“You rape our women and you’re taking over our country”
I read these words and my palms become dirty and calloused
from the hands of those who tried to hold fast to red dirt
in our native countries, clawing to hold on dreams and lives
that can now be found at the bottom of the Atlantic
What to the Negro is the Fourth of July?
We have been standing on foreign soil
That we have tried for years to mix with red dirt palm prints
Yet all it has done is swirl and swirl and swirl
And if Alice was right and land belongs to those
who have buried bodies on it
Then this indeed is our home too–even more
because it was built on our backs and the sweat from our brows
One life–millions of lives, for a country we aren’t allowed to call home
“You rape our women and you’re taking over our country”
I read these words and my womb contracts and bleeds
with the inherited memory of the ‘massa’s touch’
on young flesh as beautiful black bodies
are made ugly by the touch of power and lust for the ‘exotic’
You took her body and made it your own and
I AM HER DAUGHTER
Her legacy
Her pride and joy, who still is branded second-class by ‘feminism’

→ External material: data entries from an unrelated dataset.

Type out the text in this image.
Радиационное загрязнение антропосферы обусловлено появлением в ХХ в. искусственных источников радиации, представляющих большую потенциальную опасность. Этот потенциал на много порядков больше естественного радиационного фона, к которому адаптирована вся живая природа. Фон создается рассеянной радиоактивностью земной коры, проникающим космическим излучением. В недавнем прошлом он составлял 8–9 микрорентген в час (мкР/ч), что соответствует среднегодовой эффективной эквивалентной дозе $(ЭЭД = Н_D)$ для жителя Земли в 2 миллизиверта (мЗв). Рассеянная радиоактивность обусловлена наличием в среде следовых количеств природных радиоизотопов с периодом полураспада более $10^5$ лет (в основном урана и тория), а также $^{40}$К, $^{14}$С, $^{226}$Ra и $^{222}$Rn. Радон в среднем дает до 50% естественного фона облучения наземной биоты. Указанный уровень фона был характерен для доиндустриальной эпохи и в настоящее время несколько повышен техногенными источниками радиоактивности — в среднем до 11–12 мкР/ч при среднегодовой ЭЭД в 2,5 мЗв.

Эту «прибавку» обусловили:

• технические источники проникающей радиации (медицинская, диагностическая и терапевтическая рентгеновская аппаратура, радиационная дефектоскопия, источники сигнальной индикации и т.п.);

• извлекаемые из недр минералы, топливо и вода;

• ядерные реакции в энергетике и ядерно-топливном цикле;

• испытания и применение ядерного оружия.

Rejected in sisterhood and made monsters in bikinis by age 14
We have carried the lifeblood of our murderers and our rapists
With just one life to live, it has never been for ourselves
I was raised in a house of prayer
We join hands and ask God that where two or three
are gathered, He will answer our prayers
But I don’t know quite what to pray for
When those invited into spaces of worship
Reign blood baths down on bowed heads and bent knees
And I think of little girls in white dresses in Birmingham streets
Where are we safe?
I am murdered in streets
In churches
On front porches
In my own house
While holding candy
While just trying to breathe
Where can blackness survive?
And when can it not just survive, but thrive, and be FREE?

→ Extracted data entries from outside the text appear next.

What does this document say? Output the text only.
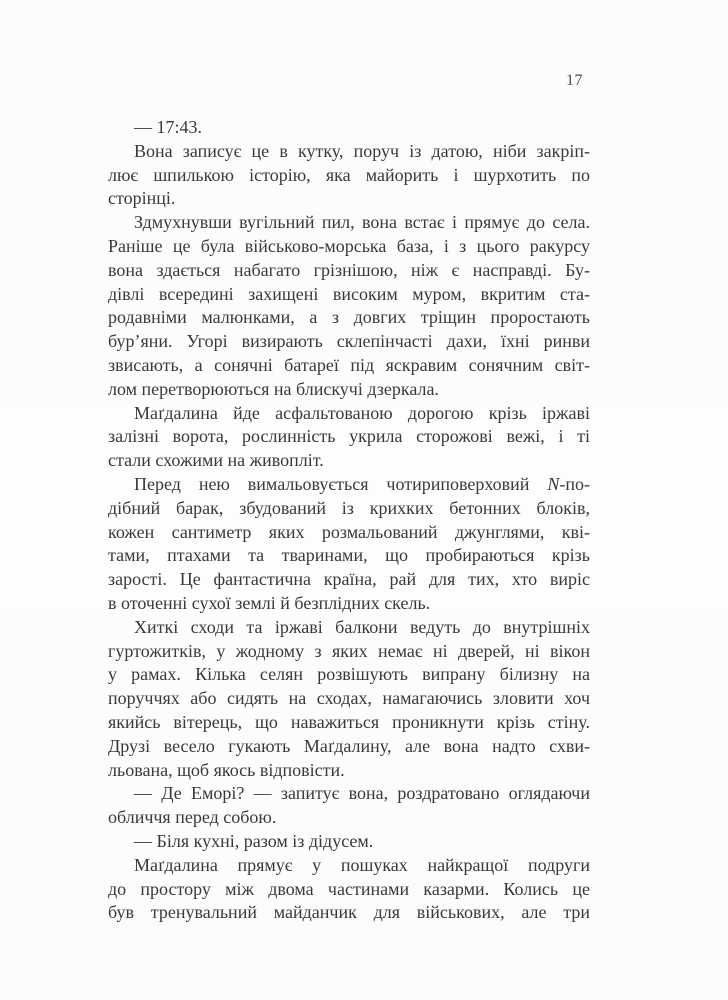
17
— 17:43.
Вона записує це в кутку, поруч із датою, ніби закріп-
лює шпилькою історію, яка майорить і шурхотить по
сторінці.
Здмухнувши вугільний пил, вона встає і прямує до села.
Раніше це була військово-морська база, і з цього ракурсу
вона здається набагато грізнішою, ніж є насправді. Бу-
дівлі всередині захищені високим муром, вкритим ста-
родавніми малюнками, а з довгих тріщин проростають
бур’яни. Угорі визирають склепінчасті дахи, їхні ринви
звисають, а сонячні батареї під яскравим сонячним світ-
лом перетворюються на блискучі дзеркала.
Маґдалина йде асфальтованою дорогою крізь іржаві
залізні ворота, рослинність укрила сторожові вежі, і ті
стали схожими на живопліт.
Перед нею вимальовується чотириповерховий N-по-
дібний барак, збудований із крихких бетонних блоків,
кожен сантиметр яких розмальований джунглями, кві-
тами, птахами та тваринами, що пробираються крізь
зарості. Це фантастична країна, рай для тих, хто виріс
в оточенні сухої землі й безплідних скель.
Хиткі сходи та іржаві балкони ведуть до внутрішніх
гуртожитків, у жодному з яких немає ні дверей, ні вікон
у рамах. Кілька селян розвішують випрану білизну на
поруччях або сидять на сходах, намагаючись зловити хоч
якийсь вітерець, що наважиться проникнути крізь стіну.
Друзі весело гукають Маґдалину, але вона надто схви-
льована, щоб якось відповісти.
— Де Еморі? — запитує вона, роздратовано оглядаючи
обличчя перед собою.
— Біля кухні, разом із дідусем.
Маґдалина прямує у пошуках найкращої подруги
до простору між двома частинами казарми. Колись це
був тренувальний майданчик для військових, але три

I lay my body down to try and claim the spaces
that I am not allowed to inhabit
And I am walked over
trampled to the margins
I walk into a room
and you feel uncomfortable
I speak my truth and you silence my life
I am weary
The unwanted becomes the annihilatedÂ
Black is strength. Black is love. Black is beauty. Black is spiritual. Black is power. Black is aware. Black is…
As my mantra gets longer, so does the time it takes to convince myself that anyone is listening.